A: Some people interpret the dropout enabled neural network as an approximation of Bayesian Neural Network. And we can see this problem from the Bayesian perspective or treat such networks as stochastic artificial neural networks.
Artificial neural network
An artificial neural network maps some inputs/features to the output/predictions, which can be simplified as the following process:
$l_0 = x, $
$l_i = nl_i(W_il_{i-1}+b_i)\hspace{1cm} \forall i \in [1, n],$
$y=l_n.$
where $nl_i$ represents the non-linear activation function in the ith layer.
Stochastic artificial neural networks
There are two methods to convert a traditional neural network into a stochastic artificial neural network, simulating multiple possible models $\theta$ with their corresponding probability $p(\theta)$ distribution: 1) give the network stochastic activation(depicted below on the left), 2) or stochastic weights/coefficients(on the right).

The Dropout model
In this awesome article: What My Deep Model Doesn't Know... Yarin Gal views it as a stochastic network:

Notice that the dropout mechanism applied on $W_1$ works on the X layer and the dropout mechanism applied on $W_2$ works on the $\sigma$ layer.
And the process (with n layers) can be formulated as this:
$l_0 = x, $
$z_{i,j} \sim \text{Bernouilli}(p_i)\hspace{1cm} \forall i \in [1, n],$
$l_i = nl_i((l_{i-1} \cdot \text{diag} (z_i))W_i  +b_i)\hspace{1cm} \forall i \in [1, n],$
$y=l_n.$
where $l_{i-1} \cdot \text{diag} (z_i)$ means that we randomly zero out some elements of the input(preceding layer) with probability $1-p_i$.
TL;DR
Then normally we apply the dropout before the activation to dropout the input elements in the preceding layer. Here is an illustration of the dropout machanism.
References:

*

*Hands-on Bayesian Neural Networks - a Tutorial for Deep Learning Users

*What My Deep Model Doesn't Know...
A: You apply dropout after the non-linear activation function.
Sources for this:


*

*https://www.cs.toronto.edu/~hinton/absps/JMLRdropout.pdf - Formula on
page 1933 and diagram on the next page.

*https://sebastianraschka.com/faq/docs/dropout-activation.html

*https://pgaleone.eu/deep-learning/regularization/2017/01/10/anaysis-of-dropout/
A: In front of every linear projections. Refer to Srivastava et al. (2014). 
A: For transformers I think you should do it like this:
According to the original paper (https://papers.nips.cc/paper/2017/file/3f5ee243547dee91fbd053c1c4a845aa-Paper.pdf) they say:

Residual Dropout We apply dropout [27] to the output of each sub-layer, before it is added to the
sub-layer input and normalized. In addition, we apply dropout to the sums of the embeddings and the
positional encodings in both the encoder and decoder stacks.
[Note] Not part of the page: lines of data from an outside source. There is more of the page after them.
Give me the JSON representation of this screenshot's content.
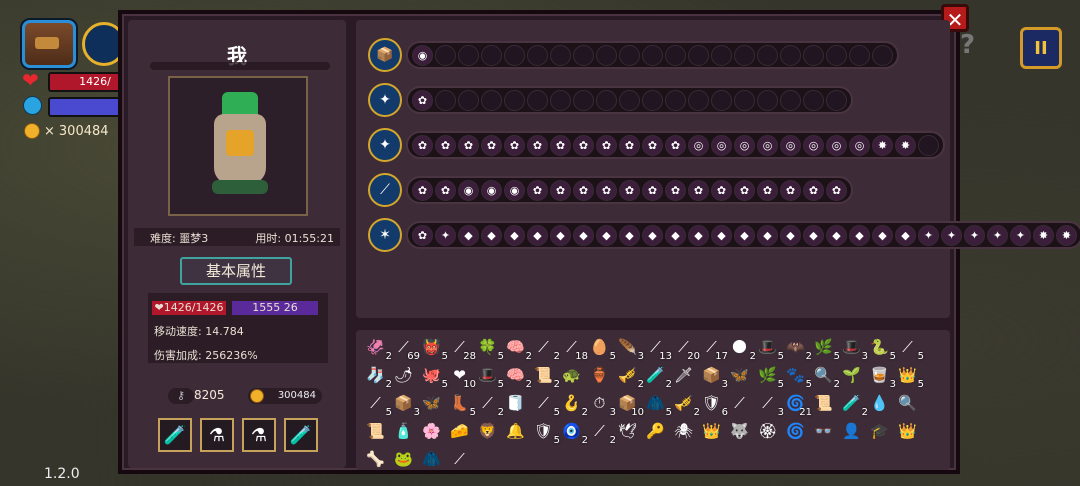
{
  "hud": {
    "hp_text": "1426/",
    "gold": "300484",
    "gold_prefix": "×",
    "version": "1.2.0",
    "pause_glyph": "II",
    "help_glyph": "?"
  },
  "panel": {
    "close_glyph": "✕",
    "player_name": "我",
    "difficulty": "难度: 噩梦3",
    "time_used": "用时: 01:55:21",
    "attr_button": "基本属性",
    "stats": {
      "hp": "1426/1426",
      "mp": "1555",
      "mp_suffix": "26",
      "speed": "移动速度: 14.784",
      "damage": "伤害加成: 256236%"
    },
    "keys": "8205",
    "gold": "300484",
    "potions": [
      "🧪",
      "⚗",
      "⚗",
      "🧪"
    ]
  },
  "weapons": [
    {
      "icon": "📦",
      "slots": [
        "◉",
        "",
        "",
        "",
        "",
        "",
        "",
        "",
        "",
        "",
        "",
        "",
        "",
        "",
        "",
        "",
        "",
        "",
        "",
        "",
        ""
      ]
    },
    {
      "icon": "✦",
      "slots": [
        "✿",
        "",
        "",
        "",
        "",
        "",
        "",
        "",
        "",
        "",
        "",
        "",
        "",
        "",
        "",
        "",
        "",
        "",
        ""
      ]
    },
    {
      "icon": "✦",
      "slots": [
        "✿",
        "✿",
        "✿",
        "✿",
        "✿",
        "✿",
        "✿",
        "✿",
        "✿",
        "✿",
        "✿",
        "✿",
        "◎",
        "◎",
        "◎",
        "◎",
        "◎",
        "◎",
        "◎",
        "◎",
        "✸",
        "✸",
        ""
      ]
    },
    {
      "icon": "⟋",
      "slots": [
        "✿",
        "✿",
        "◉",
        "◉",
        "◉",
        "✿",
        "✿",
        "✿",
        "✿",
        "✿",
        "✿",
        "✿",
        "✿",
        "✿",
        "✿",
        "✿",
        "✿",
        "✿",
        "✿"
      ]
    },
    {
      "icon": "✶",
      "slots": [
        "✿",
        "✦",
        "◆",
        "◆",
        "◆",
        "◆",
        "◆",
        "◆",
        "◆",
        "◆",
        "◆",
        "◆",
        "◆",
        "◆",
        "◆",
        "◆",
        "◆",
        "◆",
        "◆",
        "◆",
        "◆",
        "◆",
        "✦",
        "✦",
        "✦",
        "✦",
        "✦",
        "✸",
        "✸"
      ]
    }
  ],
  "inventory": [
    {
      "g": "🦑",
      "c": "2"
    },
    {
      "g": "⟋",
      "c": "69"
    },
    {
      "g": "👹",
      "c": "5"
    },
    {
      "g": "⟋",
      "c": "28"
    },
    {
      "g": "🍀",
      "c": "5"
    },
    {
      "g": "🧠",
      "c": "2"
    },
    {
      "g": "⟋",
      "c": "2"
    },
    {
      "g": "⟋",
      "c": "18"
    },
    {
      "g": "🥚",
      "c": "5"
    },
    {
      "g": "🪶",
      "c": "3"
    },
    {
      "g": "⟋",
      "c": "13"
    },
    {
      "g": "⟋",
      "c": "20"
    },
    {
      "g": "⟋",
      "c": "17"
    },
    {
      "g": "🌑",
      "c": "2"
    },
    {
      "g": "🎩",
      "c": "5"
    },
    {
      "g": "🦇",
      "c": "2"
    },
    {
      "g": "🌿",
      "c": "5"
    },
    {
      "g": "🎩",
      "c": "3"
    },
    {
      "g": "🐍",
      "c": "5"
    },
    {
      "g": "⟋",
      "c": "5"
    },
    {
      "g": "🧦",
      "c": "2"
    },
    {
      "g": "🌶",
      "c": ""
    },
    {
      "g": "🐙",
      "c": "5"
    },
    {
      "g": "❤",
      "c": "10"
    },
    {
      "g": "🎩",
      "c": "5"
    },
    {
      "g": "🧠",
      "c": "2"
    },
    {
      "g": "📜",
      "c": "2"
    },
    {
      "g": "🐢",
      "c": ""
    },
    {
      "g": "🏺",
      "c": ""
    },
    {
      "g": "🎺",
      "c": "2"
    },
    {
      "g": "🧪",
      "c": "2"
    },
    {
      "g": "🗡",
      "c": ""
    },
    {
      "g": "📦",
      "c": "3"
    },
    {
      "g": "🦋",
      "c": ""
    },
    {
      "g": "🌿",
      "c": "5"
    },
    {
      "g": "🐾",
      "c": "5"
    },
    {
      "g": "🔍",
      "c": "2"
    },
    {
      "g": "🌱",
      "c": ""
    },
    {
      "g": "🥃",
      "c": "3"
    },
    {
      "g": "👑",
      "c": "5"
    },
    {
      "g": "⟋",
      "c": "5"
    },
    {
      "g": "📦",
      "c": "3"
    },
    {
      "g": "🦋",
      "c": ""
    },
    {
      "g": "👢",
      "c": "5"
    },
    {
      "g": "⟋",
      "c": "2"
    },
    {
      "g": "🧻",
      "c": ""
    },
    {
      "g": "⟋",
      "c": "5"
    },
    {
      "g": "🪝",
      "c": "2"
    },
    {
      "g": "⏱",
      "c": "3"
    },
    {
      "g": "📦",
      "c": "10"
    },
    {
      "g": "🧥",
      "c": "5"
    },
    {
      "g": "🎺",
      "c": "2"
    },
    {
      "g": "🛡",
      "c": "6"
    },
    {
      "g": "⟋",
      "c": ""
    },
    {
      "g": "⟋",
      "c": "3"
    },
    {
      "g": "🌀",
      "c": "21"
    },
    {
      "g": "📜",
      "c": ""
    },
    {
      "g": "🧪",
      "c": "2"
    },
    {
      "g": "💧",
      "c": ""
    },
    {
      "g": "🔍",
      "c": ""
    },
    {
      "g": "📜",
      "c": ""
    },
    {
      "g": "🧴",
      "c": ""
    },
    {
      "g": "🌸",
      "c": ""
    },
    {
      "g": "🧀",
      "c": ""
    },
    {
      "g": "🦁",
      "c": ""
    },
    {
      "g": "🔔",
      "c": ""
    },
    {
      "g": "🛡",
      "c": "5"
    },
    {
      "g": "🧿",
      "c": "2"
    },
    {
      "g": "⟋",
      "c": "2"
    },
    {
      "g": "🕊",
      "c": ""
    },
    {
      "g": "🔑",
      "c": ""
    },
    {
      "g": "🕷",
      "c": ""
    },
    {
      "g": "👑",
      "c": ""
    },
    {
      "g": "🐺",
      "c": ""
    },
    {
      "g": "🏵",
      "c": ""
    },
    {
      "g": "🌀",
      "c": ""
    },
    {
      "g": "👓",
      "c": ""
    },
    {
      "g": "👤",
      "c": ""
    },
    {
      "g": "🎓",
      "c": ""
    },
    {
      "g": "👑",
      "c": ""
    },
    {
      "g": "🦴",
      "c": ""
    },
    {
      "g": "🐸",
      "c": ""
    },
    {
      "g": "🧥",
      "c": ""
    },
    {
      "g": "⟋",
      "c": ""
    }
  ]
}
For the base model, we use a rate of
P_drop = 0.1.

which makes me think they do the following:
assert SubLayer is FullyConnected or MultiHeadedSeltAttention (not the output of LN+Add)
x = SubLayer(x)
x = torch.nn.dropout(x, p=0.1)
x = nn.LayerNorm(x) + x

So right after the multiheaded attention or fully connected (before the LN+ADD) during the transformer blocks/stack. But for the input just before the input to the actual encoder stack - i.e. together with the table look up embeddings.
batch_token_seqs: list[list[tokens]] = tokenize(batch_of_tokens)
batch_embeddings: torch.Tensor = table_look_up(batch_tokens) * D**0.5 # note this usually outputs masks, one for the right shift no cheating another for padding. D**0.5 is there for completeness, paper mentions it but doesn't justify it. It's not the same as the MHA division.